C'est au milieu du XVIIIème siècle que les chevaux descendent pour la première fois dans les mines. Avant lui c'était les hommes appelés les herscheurs qui tiraient les wagons sur les rails.
Les vétérinaires employés par les compagnies minières sillonnèrent la région à la recherche des chevaux les plus costauds.
Les futurs candidats devaient être résistants, bien musclés, sociables, mais surtout avoir des sabots irréprochables.
Leurs sabots devaient être bien formés pour résister aux chocs contre les rails ou les rochers et aux station dans la boue.

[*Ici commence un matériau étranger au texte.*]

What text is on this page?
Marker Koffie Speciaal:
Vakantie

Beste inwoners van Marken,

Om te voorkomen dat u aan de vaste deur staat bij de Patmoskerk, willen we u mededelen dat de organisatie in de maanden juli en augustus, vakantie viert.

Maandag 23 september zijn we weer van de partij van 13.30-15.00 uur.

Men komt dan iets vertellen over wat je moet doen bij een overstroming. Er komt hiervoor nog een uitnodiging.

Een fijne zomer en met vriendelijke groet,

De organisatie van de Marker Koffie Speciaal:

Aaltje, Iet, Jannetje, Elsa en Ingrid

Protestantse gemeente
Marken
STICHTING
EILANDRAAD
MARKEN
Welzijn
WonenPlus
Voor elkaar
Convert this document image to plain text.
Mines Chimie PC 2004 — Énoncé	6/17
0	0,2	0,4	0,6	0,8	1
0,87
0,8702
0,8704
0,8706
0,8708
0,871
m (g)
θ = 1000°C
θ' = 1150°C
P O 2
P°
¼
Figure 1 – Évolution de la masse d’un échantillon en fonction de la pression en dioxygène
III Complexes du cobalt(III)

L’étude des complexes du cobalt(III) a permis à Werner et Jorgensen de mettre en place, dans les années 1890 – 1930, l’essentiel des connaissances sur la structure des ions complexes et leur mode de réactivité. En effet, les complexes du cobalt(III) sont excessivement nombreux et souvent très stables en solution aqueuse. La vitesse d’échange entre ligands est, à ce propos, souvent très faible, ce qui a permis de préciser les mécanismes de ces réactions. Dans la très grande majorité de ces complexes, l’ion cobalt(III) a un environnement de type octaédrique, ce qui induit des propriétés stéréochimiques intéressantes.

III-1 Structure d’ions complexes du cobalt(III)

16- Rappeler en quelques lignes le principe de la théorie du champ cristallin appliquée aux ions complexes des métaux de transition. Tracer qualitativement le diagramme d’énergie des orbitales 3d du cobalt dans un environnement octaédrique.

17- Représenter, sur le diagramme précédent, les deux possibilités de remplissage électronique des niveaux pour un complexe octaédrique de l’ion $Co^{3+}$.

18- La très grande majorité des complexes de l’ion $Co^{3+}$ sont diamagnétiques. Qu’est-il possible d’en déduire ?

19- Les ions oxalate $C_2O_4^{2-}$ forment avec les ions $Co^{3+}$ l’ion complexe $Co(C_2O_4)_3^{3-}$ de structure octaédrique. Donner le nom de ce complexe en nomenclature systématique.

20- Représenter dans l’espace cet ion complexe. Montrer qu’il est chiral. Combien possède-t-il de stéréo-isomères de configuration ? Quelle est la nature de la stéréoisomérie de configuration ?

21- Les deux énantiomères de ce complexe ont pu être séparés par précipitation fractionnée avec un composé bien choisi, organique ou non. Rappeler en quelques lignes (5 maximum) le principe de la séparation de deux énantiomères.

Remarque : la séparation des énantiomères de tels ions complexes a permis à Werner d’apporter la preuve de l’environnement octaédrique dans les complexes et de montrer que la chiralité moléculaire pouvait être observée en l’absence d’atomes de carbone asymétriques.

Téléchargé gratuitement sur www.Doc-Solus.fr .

La taille du cheval recherché variait en fonction du travail demandé et de la taille des boyaux des mines. Voilà pourquoi des mules ou des poneys (shetlands ou pottok) furent également utilisés.
Le cheval, mule ou poney, était descendu au fond de la mine par le même puit emprunté par les hommes.
La descente s'effectuait en position verticale. Le cheval était sanglé à l'aide d'un solide harnais à un câble d'acier, aveuglé par un bandeau, les quatre membres entravés et protégés par de la paille.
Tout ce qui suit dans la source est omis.